Bud was surprised at how hard this hit him. He had never had any trouble before. He looked up and saw poor Ted sitting at the counter over an untouched plate of eggs and a half-gone Coke, talking to the waitress.

“No, no, can't say that I was,” he lied, trying to force some innocence into his voice and feeling himself fail miserably.

“Marge Sawyer swears she saw you pulling out of some parking lot. She honked, and you didn't see her. I only mention it because she wanted me to ask you if you knew that part of town, by the base, if you could recommend a ' good motel, something a little less expensive than the Holiday Inn, but in town, not at the airport.
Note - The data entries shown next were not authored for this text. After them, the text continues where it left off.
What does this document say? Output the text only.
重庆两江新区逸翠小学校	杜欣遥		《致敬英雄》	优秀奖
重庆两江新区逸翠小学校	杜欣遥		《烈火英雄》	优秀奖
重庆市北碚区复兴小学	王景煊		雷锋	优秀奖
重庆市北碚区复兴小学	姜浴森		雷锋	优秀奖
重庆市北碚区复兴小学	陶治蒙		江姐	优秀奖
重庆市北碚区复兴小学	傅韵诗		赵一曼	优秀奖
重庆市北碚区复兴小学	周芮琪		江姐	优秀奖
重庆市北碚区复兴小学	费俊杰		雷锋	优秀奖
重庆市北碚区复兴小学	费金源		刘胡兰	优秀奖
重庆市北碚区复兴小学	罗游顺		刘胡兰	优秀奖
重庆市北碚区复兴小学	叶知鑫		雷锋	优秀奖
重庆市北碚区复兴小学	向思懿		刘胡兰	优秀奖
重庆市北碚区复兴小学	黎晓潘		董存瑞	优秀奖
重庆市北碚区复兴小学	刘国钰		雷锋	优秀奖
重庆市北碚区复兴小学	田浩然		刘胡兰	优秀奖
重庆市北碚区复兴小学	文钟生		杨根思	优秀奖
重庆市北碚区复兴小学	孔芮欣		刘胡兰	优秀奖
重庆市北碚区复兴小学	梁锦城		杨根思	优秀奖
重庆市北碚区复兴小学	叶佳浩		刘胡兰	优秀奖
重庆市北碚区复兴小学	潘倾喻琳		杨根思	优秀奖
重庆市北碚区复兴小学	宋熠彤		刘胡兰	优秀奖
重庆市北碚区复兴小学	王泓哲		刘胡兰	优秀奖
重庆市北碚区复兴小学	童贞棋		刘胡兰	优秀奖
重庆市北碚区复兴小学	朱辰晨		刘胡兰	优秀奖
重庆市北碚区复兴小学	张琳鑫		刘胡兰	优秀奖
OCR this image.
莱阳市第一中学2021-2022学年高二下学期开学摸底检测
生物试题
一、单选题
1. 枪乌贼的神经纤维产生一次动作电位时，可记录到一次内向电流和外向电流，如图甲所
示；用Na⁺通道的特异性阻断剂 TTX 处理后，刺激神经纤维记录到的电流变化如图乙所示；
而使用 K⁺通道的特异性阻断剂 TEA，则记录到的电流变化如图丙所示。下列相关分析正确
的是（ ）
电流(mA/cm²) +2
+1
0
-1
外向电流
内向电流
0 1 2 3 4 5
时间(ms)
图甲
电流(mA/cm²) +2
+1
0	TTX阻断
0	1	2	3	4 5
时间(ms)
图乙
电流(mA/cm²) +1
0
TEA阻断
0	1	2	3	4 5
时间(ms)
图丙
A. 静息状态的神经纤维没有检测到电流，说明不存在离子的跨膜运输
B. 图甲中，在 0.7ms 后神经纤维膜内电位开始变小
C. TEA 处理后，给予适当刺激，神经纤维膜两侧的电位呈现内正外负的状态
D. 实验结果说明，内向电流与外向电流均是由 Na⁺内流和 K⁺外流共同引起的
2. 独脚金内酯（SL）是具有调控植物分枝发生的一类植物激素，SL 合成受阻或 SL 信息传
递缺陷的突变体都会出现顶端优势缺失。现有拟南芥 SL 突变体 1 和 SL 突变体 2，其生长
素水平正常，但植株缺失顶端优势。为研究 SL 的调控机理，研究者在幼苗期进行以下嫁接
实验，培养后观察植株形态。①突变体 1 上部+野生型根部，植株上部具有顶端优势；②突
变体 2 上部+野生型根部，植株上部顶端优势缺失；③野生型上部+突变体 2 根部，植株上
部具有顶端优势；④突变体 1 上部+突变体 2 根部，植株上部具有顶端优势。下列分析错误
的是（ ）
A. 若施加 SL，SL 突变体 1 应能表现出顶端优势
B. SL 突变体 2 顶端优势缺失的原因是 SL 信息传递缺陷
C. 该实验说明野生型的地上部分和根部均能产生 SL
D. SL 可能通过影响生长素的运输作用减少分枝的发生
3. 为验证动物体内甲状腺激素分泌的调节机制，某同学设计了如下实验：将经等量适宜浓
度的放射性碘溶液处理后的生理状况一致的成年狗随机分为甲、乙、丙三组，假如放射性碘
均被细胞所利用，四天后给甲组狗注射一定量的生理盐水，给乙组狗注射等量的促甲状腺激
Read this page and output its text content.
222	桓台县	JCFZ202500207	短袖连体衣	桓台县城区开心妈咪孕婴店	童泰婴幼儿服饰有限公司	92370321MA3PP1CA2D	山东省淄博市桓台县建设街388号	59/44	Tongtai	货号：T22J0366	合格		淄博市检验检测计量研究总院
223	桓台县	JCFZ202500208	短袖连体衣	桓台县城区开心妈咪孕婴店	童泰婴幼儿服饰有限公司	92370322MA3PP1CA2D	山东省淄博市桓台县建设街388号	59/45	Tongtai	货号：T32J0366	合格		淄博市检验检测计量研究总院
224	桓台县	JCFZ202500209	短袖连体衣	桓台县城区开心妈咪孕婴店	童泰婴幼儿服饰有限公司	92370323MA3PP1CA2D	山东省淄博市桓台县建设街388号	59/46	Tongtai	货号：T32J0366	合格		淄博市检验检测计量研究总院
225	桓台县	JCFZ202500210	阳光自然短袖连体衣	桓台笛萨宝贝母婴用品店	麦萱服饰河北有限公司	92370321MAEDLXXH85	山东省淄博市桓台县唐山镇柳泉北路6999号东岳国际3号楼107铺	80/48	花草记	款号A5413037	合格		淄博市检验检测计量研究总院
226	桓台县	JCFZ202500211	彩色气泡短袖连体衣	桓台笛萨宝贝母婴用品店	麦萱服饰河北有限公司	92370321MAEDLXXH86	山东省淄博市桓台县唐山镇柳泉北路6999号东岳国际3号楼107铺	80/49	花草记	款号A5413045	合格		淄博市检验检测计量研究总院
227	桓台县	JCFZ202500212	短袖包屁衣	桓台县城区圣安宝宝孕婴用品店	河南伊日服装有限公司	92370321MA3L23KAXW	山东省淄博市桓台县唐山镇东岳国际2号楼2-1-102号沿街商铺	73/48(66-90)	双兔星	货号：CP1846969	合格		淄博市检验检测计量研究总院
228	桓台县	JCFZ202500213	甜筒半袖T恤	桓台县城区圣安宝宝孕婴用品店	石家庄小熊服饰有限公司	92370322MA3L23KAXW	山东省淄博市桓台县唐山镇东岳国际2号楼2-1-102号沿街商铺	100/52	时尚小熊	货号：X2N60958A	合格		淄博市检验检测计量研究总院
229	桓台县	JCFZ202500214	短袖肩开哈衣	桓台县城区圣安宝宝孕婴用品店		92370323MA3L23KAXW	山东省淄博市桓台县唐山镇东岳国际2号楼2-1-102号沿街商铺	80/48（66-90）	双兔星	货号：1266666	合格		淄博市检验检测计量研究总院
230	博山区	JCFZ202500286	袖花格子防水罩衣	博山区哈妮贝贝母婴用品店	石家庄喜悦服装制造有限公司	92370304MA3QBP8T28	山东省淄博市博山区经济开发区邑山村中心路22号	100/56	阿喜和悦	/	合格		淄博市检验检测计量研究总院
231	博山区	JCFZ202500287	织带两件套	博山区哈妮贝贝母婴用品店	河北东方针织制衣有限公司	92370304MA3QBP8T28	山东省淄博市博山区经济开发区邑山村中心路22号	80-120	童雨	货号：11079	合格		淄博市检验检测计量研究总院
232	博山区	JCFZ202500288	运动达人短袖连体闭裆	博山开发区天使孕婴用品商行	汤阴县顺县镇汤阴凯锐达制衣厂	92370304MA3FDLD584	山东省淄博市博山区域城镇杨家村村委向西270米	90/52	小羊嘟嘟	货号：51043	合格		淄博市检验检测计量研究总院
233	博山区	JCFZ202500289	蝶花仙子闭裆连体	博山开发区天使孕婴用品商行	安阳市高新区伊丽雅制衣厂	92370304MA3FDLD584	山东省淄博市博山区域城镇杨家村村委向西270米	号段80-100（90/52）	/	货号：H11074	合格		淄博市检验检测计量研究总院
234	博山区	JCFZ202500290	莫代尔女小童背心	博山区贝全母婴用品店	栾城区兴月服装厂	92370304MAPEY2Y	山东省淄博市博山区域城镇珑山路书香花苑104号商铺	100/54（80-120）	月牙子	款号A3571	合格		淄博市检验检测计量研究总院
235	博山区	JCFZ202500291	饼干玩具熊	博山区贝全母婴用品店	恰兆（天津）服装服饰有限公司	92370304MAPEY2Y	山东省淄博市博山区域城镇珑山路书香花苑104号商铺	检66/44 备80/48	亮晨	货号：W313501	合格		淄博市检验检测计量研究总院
Her sister is—”

“No, Jen, wasn't me,” he barked.

“I don't know nothing about that part of town,” he said, feeling the lies awkward in his mouth.

“Look, I've got to get back on the road. Call you tonight if possible.”

“Sure.”

Bud hung up, feeling he had done badly and furious at himself for it; it was a bright morning, and he was surprised to find how hard he was breathing. Who the hell was Marge Sawyer? What had she seen? He'd been in uniform that day, too, so there could be no mistaking. Damn!

It had been a foolish thing to do. Best to cut back for a while or something.. ..

He dropped another quarter and dialed the number. She picked up right away.

“Oh, Bud, it's been so long since you called. You said you'd call last night.”

Now this always irritated Bud and in his present mood it struck a bad note. Sometimes just the managing of It got to be so damned troublesome that he needed a night off. There was always so much to remember: why he was late, what had happened, what route he'd taken home, all the things that go into running a deception. And sometimes it just wore him down.

“I couldn't get any time away from Ted. They got us running all over the damn place. I've only got a second.”

“Well, how are you?” Holly wanted to know.

“Well, it's a hell of a lot more boring than just patrolling, I'll tell you that. But I think they're going to pull back after a while. This road stuff ain't panning out.”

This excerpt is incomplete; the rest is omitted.